Right, now onto energy and work done. The set of equations you want are: E = 1/2*m*v^2 = Fs. E is the energy in Joules which is equal to half times the mass (in Kg) times the velocity in ms^-1 (metres per second). Notice the squared term, this basically means that to increase your speed from 2ms^-1 to 4ms^-1 takes 4 times as much energy. This is also equal to the Force applied to the object times the change in distance. How does this fit into Warzone? Well we can give each engine an energy output and then using that in combination with the mass of the unit work out its maximum velocity.
Next stop: projectile motion. Everything when dropped from a height on the Earth (so long as it is not too high) accelerates at the same rate in free-fall, that rate is refereed to as g and is about 9.81ms^-2. What does this mean? If I dropped a block of lead and a block of wood (of equal surface area/volume) both would hit the ground at the same time.
A classical example of this is with the monkey and the hunter. A monkey is sitting atop a tree, when a hunter, who has climbed up a neighbouring tree decides to shoot the monkey. The monkey however has lighting quick reflexes and so as soon as the shot leaves the barrel of the hunters gun he lets go of the branch he was holding onto.

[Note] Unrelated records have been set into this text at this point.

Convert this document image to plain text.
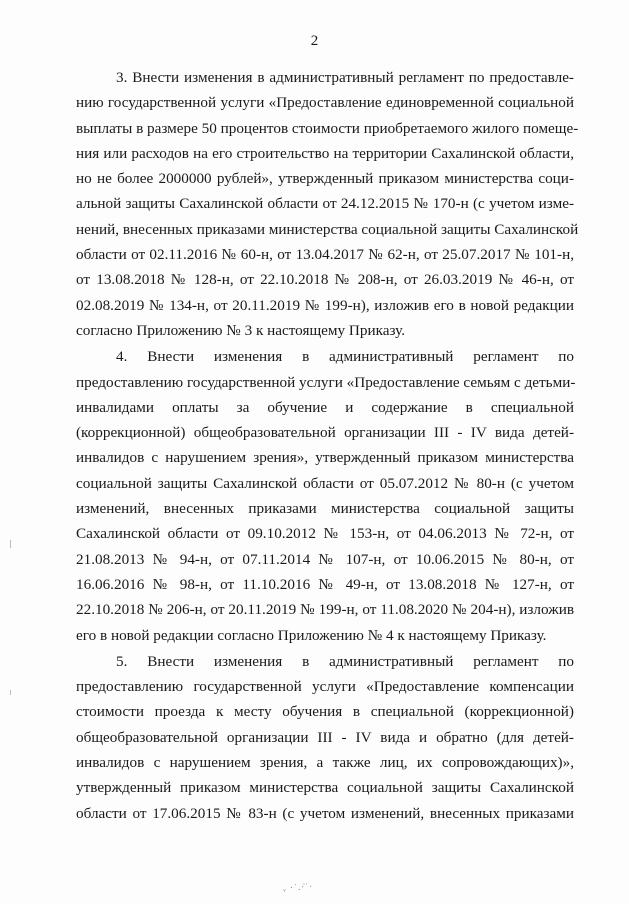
2

3. Внести изменения в административный регламент по предоставле-
нию государственной услуги «Предоставление единовременной социальной
выплаты в размере 50 процентов стоимости приобретаемого жилого помеще-
ния или расходов на его строительство на территории Сахалинской области,
но не более 2000000 рублей», утвержденный приказом министерства соци-
альной защиты Сахалинской области от 24.12.2015 № 170-н (с учетом изме-
нений, внесенных приказами министерства социальной защиты Сахалинской
области от 02.11.2016 № 60-н, от 13.04.2017 № 62-н, от 25.07.2017 № 101-н,
от 13.08.2018 № 128-н, от 22.10.2018 № 208-н, от 26.03.2019 № 46-н, от
02.08.2019 № 134-н, от 20.11.2019 № 199-н), изложив его в новой редакции
согласно Приложению № 3 к настоящему Приказу.

4. Внести изменения в административный регламент по
предоставлению государственной услуги «Предоставление семьям с детьми-
инвалидами оплаты за обучение и содержание в специальной
(коррекционной) общеобразовательной организации III - IV вида детей-
инвалидов с нарушением зрения», утвержденный приказом министерства
социальной защиты Сахалинской области от 05.07.2012 № 80-н (с учетом
изменений, внесенных приказами министерства социальной защиты
Сахалинской области от 09.10.2012 № 153-н, от 04.06.2013 № 72-н, от
21.08.2013 № 94-н, от 07.11.2014 № 107-н, от 10.06.2015 № 80-н, от
16.06.2016 № 98-н, от 11.10.2016 № 49-н, от 13.08.2018 № 127-н, от
22.10.2018 № 206-н, от 20.11.2019 № 199-н, от 11.08.2020 № 204-н), изложив
его в новой редакции согласно Приложению № 4 к настоящему Приказу.

5. Внести изменения в административный регламент по
предоставлению государственной услуги «Предоставление компенсации
стоимости проезда к месту обучения в специальной (коррекционной)
общеобразовательной организации III - IV вида и обратно (для детей-
инвалидов с нарушением зрения, а также лиц, их сопровождающих)»,
утвержденный приказом министерства социальной защиты Сахалинской
области от 17.06.2015 № 83-н (с учетом изменений, внесенных приказами

ᵥ ·˙.·̇˙·
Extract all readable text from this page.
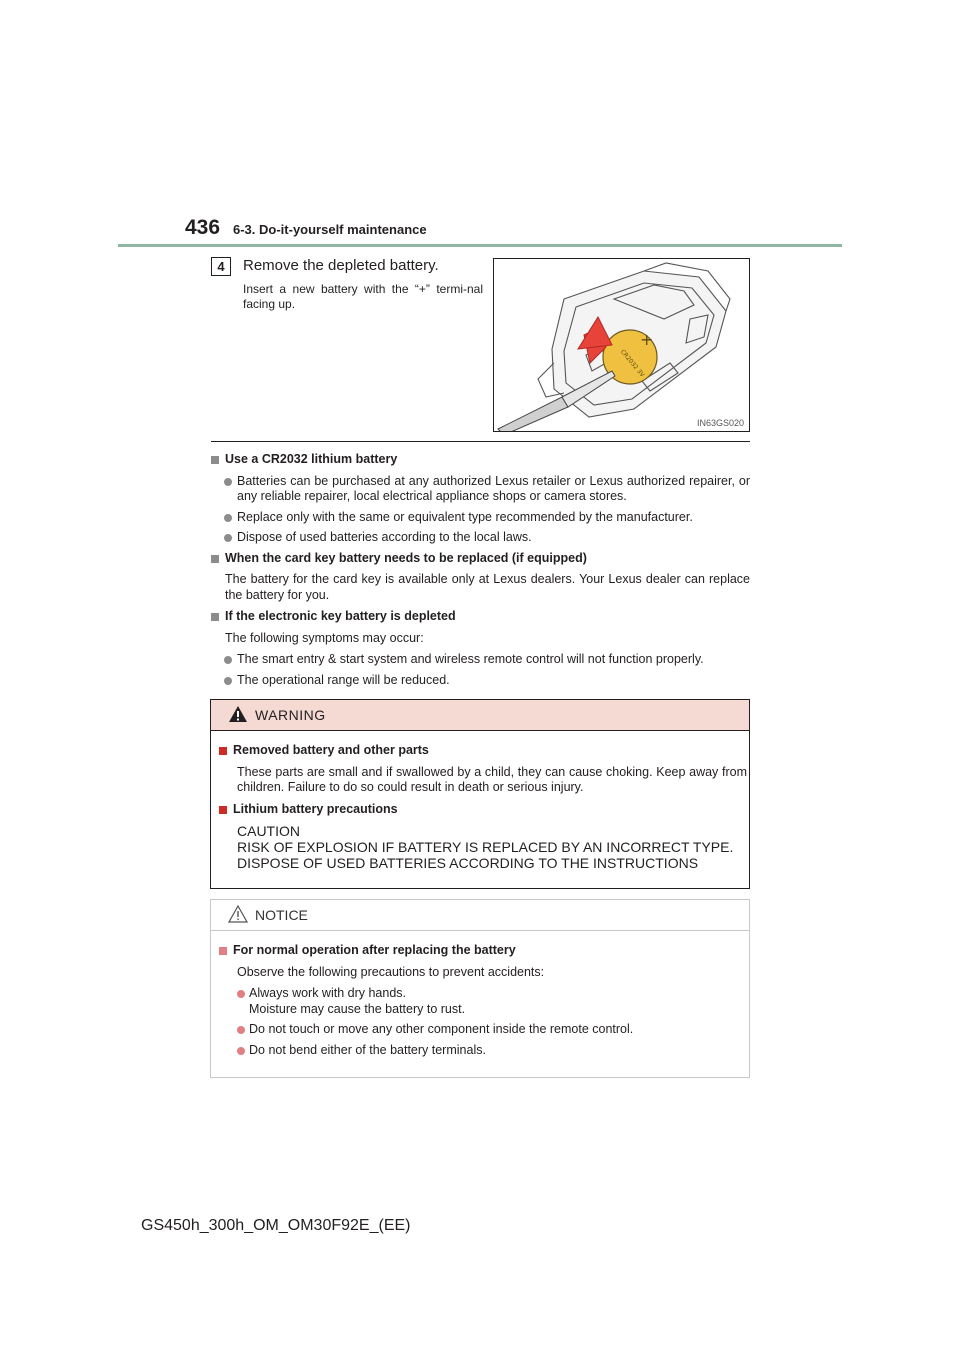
436 6-3. Do-it-yourself maintenance
4	Remove the depleted battery.
Insert a new battery with the “+” termi-nal facing up.
+
CR2032 3V
IN63GS020
Use a CR2032 lithium battery
Batteries can be purchased at any authorized Lexus retailer or Lexus authorized repairer, or any reliable repairer, local electrical appliance shops or camera stores.
Replace only with the same or equivalent type recommended by the manufacturer.
Dispose of used batteries according to the local laws.
When the card key battery needs to be replaced (if equipped)
The battery for the card key is available only at Lexus dealers. Your Lexus dealer can replace the battery for you.
If the electronic key battery is depleted
The following symptoms may occur:
The smart entry & start system and wireless remote control will not function properly.
The operational range will be reduced.
WARNING
Removed battery and other parts
These parts are small and if swallowed by a child, they can cause choking. Keep away from children. Failure to do so could result in death or serious injury.
Lithium battery precautions
CAUTION
RISK OF EXPLOSION IF BATTERY IS REPLACED BY AN INCORRECT TYPE.
DISPOSE OF USED BATTERIES ACCORDING TO THE INSTRUCTIONS
NOTICE
For normal operation after replacing the battery
Observe the following precautions to prevent accidents:
Always work with dry hands.
Moisture may cause the battery to rust.
Do not touch or move any other component inside the remote control.
Do not bend either of the battery terminals.
GS450h_300h_OM_OM30F92E_(EE)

The question is, what happens to the monkey? Sadly for the monkey the laws of physics are not on his side as the bullet drops at the same rate as the monkey falls, so regardless of the distance between the hunter and the monkey (so long as neither get a chance to hit the ground) the monkey gets hit.
Projectile motion tends to use the following three equations (which are actually the equations of motion, which have many uses). These are:
- v = u + at
- v^2 = u^2 + 2as
- s = ut + 0.5at^2
Where:
- u = initial velocity, in ms^-1
- v = final velocity, in ms^-1
- a = acceleration, in ms^-2
- t = time, in seconds
- s = distance travelled, in metres
By making the following assumptions about a projectile (lets say a golf ball):
- The motion is parabolic (so it makes an arc)

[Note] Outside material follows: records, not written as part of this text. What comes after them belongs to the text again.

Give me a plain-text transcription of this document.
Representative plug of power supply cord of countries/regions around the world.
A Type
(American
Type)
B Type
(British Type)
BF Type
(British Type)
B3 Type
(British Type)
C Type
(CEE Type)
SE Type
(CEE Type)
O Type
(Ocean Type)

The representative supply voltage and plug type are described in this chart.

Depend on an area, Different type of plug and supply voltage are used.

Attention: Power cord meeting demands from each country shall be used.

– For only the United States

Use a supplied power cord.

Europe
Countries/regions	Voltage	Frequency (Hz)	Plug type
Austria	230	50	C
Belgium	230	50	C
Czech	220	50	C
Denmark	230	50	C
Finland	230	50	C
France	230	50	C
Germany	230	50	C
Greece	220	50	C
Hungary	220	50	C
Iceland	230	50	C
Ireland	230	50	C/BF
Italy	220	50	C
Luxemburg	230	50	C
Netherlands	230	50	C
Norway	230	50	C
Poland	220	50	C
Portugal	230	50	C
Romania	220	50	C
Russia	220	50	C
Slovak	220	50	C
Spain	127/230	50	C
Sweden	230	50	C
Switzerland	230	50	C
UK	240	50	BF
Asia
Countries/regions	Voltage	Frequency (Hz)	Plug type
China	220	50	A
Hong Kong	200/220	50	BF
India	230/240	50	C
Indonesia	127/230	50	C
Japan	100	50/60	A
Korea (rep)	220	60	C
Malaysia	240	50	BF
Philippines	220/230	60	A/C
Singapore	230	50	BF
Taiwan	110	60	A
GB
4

- Air resistance is negligible
It is possible to work out how far the golf ball will travel. Todo this we need to take the horizontal and vertical components of the golf balls motion and work with them individually.
Lets assume that a golf ball is hit by a golf club and begins to travel at an angle 45 degrees to the horizontal at a speed of 10ms^-1. Using this we can work out where it will land like so:
In the vertical direction:
u = 10 * sin(45) (remember trigonometry)
s = 0 (the motion is parabolic so in overall the vertical component does not change as we land at the same height we started at)
t = ?
v = ?
a = -9.81ms^-2 (we are going against gravity).
By placing what we know into s = ut + 0.5at^2 we get: 0 = 10 * sin(45) * t - 4.905t^2. Factoring t yields: t * (10 * sin(45) - 4.905t) = 0. So therefore t equals either:
- t = 0
- 10 * sin(45) - 4.905t = 0 => 4.905t = 10 * sin(45) => t = (10 * sin(45)) / 4.905 => 2.883s
We now have the time!
Since there is no air resistance there is also no acceleration in the horizontal direction (Newtons first law). So since a = 0; we get: s = ut. Now we know the time of the flight and so all we need is the velocity:
u = 10 * cos(45)
Giving us: s = 2.883 * 10 * cos(45) = 20.39m. So our projectile will take 2.883 seconds to reach its final destination and will travel 20m in the horizontal direction. Using these equations we can do accurate projectiles in Warzone.